兄が、働きながら高卒認定試験の勉強をしていることを知っている。いずれ夜間にでも大学に通いたいと思っていることも。だから、今兄が働いて得ている給料はそのために使ってほしいと思っている。
 あの家から追い出されるなんてことがある日までは、私は私で兄の世話にならずにいたい。
 兄が本当は優秀だったってことを知っている。
 二年前のあの日、兄が叔母の家を出て高校を辞めたと知った時は、ショックだった。詳しい事情は教えてくれなかったけれど、どうして兄のような人が高校を辞めなくてはならないのかと、自分のことのように悔しかった。

「お兄ちゃんはいろいろ考え過ぎなんだと思う。そんなんじゃ、禿げちゃうよ」
「ったく、おまえって奴は……。まあいい。俺はまだ諦めたわけじゃないからな」

やっとこの話を終わりにしてくれるらしい。そのことに、心からホッとする。

「それでだけど、来月、メイの誕生日だよな? その日空けとけよ」
「誕生日って、来週だよね? また会うの?」

本当は、飛び上がるほど嬉しい。

「なんだよ、その言い方。兄貴との約束なんかより、もう友達と会う方がいいのか?」

二十歳の大人なのに、子供のように拗ねた兄の表情が、なんだか可愛い。

「友達とは限らないでしょ? 私だってもう高校生だし」

兄との約束より優先したい人なんて私にはいない。それでも、そんなことを言って兄を試してみたくなる。試したくなる理由は分からない。

「男か? まあ、それなら兄貴の出る幕じゃないな」

顔色一つ変えない。兄は兄のままだった。そのことに、何故か痛みを覚える。

「仕方ないから、私にくらいしか会う人のいないお兄ちゃんのためにその日あけとくよ」

その痛みを隠すように笑ってみせた。

「偉そうに……」

そう言いながらも、兄の顏は嬉しそうだ。

また今年も誕生日を兄が祝ってくれる――。

私がこんな風に明るくなれたのは、私の暮らす環境が変わったからだけじゃない。兄が、私のそばにいてくれるようになったから。会いたいと思う時に会えるようになったからだ。多少の辛さも耐えられる。我慢だってできた。
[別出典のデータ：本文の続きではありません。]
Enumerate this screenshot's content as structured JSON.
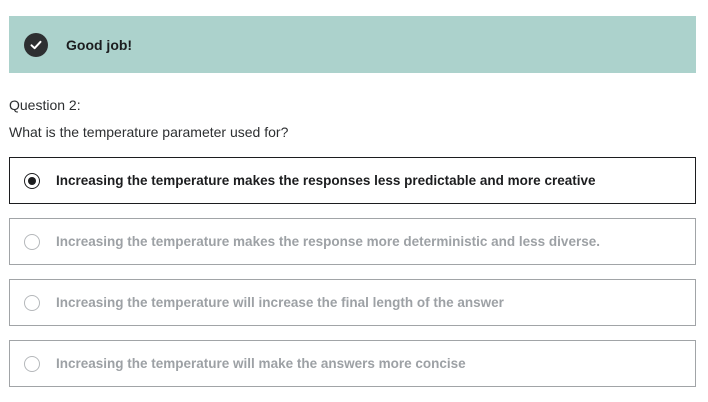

 だからだったのか。少し、気が緩んでしまっていたからか。兄と会えることにばかり気を取られて、見えなくなっていたのか。ここ最近穏やかに暮らせていたからと油断して浮かれていた私に、罰がくだったのだろうか。

おまえにはそんな生活似合わない、とでも言うようにーー。


私の誕生日。その日に、酷い悪夢が私を襲った。